'Cuse-bound Smallwood making big changes

A speedy, small 5-foot-10, 165-pound running back coming out of Cornwall Central High School (New Windsor, NY) in 2010, Tyree Smallwood had to take an extra step before getting to Syracuse University – where he is commited. He enrolled at Milford Academy to work on his academics, but he used the time to fine-tune his on-the-field skills in the process.

Tyree Smallwood will enroll in the Spring of 2012 as a freshman, looking to make an immediate impact with the Orange.

" I just want to be a playmaker," Smallwood said. ":I really want to get into the kick and punt return game too."

A willingness to play on special teams is a must for any freshman, but Smallwood had some size concerns coming out of high school. During this season at Milford, he has helped to combat the issue by adding nearly 15 pounds of muscle without losing any speed.

"I currently weight 178 (pounds), and I am faster than I was in high school," he added.

The sleek and shifty Smallwood had some gaudy high school numbers, and he often found the end zone on big-play runs. His edge presence may serve as a solid change-of-pace to a starting back once he gets on the field at SU, though his talents may be valuable as a wide receiver as well. Smallwood maintains he wants to play running back, but said he has worked on his already-solid catching ability considerably since leaving high school.

Becoming an all-around back

Smallwood's time at Milford has admittedly not gone as planned, considering he has just 11 carries for 63 yards and a touchdown to go along with three catches for 9 yards thus far in the season (played in three games). Still, he has utilized the time to work on other aspects of the game to prepare him for Syracuse's pro-style attack.
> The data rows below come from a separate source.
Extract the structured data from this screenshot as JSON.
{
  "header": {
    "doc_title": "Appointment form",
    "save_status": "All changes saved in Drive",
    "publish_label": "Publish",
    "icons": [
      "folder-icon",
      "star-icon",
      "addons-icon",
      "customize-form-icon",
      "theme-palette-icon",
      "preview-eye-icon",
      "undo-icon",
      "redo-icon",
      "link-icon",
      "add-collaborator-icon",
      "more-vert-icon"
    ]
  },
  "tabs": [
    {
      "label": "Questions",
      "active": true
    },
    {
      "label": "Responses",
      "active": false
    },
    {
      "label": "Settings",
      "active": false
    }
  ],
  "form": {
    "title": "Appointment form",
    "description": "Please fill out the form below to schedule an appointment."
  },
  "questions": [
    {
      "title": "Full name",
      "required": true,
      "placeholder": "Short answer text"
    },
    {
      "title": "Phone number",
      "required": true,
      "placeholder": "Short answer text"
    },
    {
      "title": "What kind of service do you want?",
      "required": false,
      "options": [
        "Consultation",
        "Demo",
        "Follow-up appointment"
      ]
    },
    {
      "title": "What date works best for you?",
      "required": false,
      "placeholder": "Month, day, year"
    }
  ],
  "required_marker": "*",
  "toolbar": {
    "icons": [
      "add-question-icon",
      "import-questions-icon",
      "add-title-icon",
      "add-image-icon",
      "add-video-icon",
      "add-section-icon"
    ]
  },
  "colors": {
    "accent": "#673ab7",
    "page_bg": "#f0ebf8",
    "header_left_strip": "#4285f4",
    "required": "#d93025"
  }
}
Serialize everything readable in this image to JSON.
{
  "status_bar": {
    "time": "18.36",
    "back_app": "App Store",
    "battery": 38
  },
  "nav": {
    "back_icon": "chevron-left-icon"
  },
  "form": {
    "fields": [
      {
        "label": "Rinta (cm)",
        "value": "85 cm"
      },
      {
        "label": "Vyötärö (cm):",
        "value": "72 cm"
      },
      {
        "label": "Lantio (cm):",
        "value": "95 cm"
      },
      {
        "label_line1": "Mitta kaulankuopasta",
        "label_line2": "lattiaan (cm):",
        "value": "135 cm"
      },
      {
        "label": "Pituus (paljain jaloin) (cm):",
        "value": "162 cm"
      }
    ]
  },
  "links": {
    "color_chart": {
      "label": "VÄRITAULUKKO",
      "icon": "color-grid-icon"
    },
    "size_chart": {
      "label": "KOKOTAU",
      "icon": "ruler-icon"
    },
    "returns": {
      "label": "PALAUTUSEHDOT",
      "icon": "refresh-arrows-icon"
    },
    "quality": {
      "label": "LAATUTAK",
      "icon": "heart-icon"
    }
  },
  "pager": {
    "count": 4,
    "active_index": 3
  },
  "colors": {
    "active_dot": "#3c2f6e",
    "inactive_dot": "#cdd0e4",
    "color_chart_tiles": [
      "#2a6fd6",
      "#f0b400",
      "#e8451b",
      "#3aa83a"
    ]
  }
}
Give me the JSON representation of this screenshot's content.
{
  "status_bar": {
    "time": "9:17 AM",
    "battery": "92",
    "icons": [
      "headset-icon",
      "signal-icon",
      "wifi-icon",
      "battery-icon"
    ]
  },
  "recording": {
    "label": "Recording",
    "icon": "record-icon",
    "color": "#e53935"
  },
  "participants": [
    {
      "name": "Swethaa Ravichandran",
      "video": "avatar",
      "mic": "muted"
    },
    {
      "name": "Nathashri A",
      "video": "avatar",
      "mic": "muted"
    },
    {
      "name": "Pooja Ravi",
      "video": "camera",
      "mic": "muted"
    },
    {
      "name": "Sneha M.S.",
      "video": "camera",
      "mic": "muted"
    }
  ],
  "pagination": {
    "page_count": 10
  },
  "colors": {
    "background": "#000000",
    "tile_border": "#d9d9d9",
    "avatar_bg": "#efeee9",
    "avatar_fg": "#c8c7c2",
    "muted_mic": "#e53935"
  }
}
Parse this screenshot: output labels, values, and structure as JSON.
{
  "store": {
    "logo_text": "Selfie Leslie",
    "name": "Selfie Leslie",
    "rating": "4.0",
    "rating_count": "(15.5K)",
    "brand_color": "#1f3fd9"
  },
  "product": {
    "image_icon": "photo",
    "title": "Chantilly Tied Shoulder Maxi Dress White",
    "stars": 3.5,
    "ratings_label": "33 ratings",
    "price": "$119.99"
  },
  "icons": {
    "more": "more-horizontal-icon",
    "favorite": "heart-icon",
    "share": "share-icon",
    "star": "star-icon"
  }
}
"Blocking," he said was the most improved part of his game along with his physical presence as a result of participating in Oklahoma drills. "Now we can cut (as opposed to high school), so it makes the blocking easier."

Syracuse coach Doug Marrone emphasizes blocking immediately when running backs enroll at the school.

"Everyone sees the talent of a young runner, but what a lot of people don't see is the talent of a young protector in the passing situations," Marrone said Wednesday night after practice when addressing running back depth. "Like I always tell the running backs from Day 1 when you walk through the door, ‘you could be the greatest running back in the world but you have to realize you are going to have to learn how to protect the quarterback and learn the protections to get on the field on a consistent basis'."

Smallwood is up for that challenge, and he has used his time wisely since finishing high school, but he admits there's still plenty of work to be done.

"I want to get a lot stronger and learn different defenses and stay in the weight room without losing speed," he said.

Smallwood -- who grew up idolizing former USC running back Reggie Bush -- is relishing the opportunity to get on the field at Milford, but he continues to picture himself donning orange and blue.

"I just can't wait until I get there, man. I'm ready to make plays and be a big help to Syracuse football."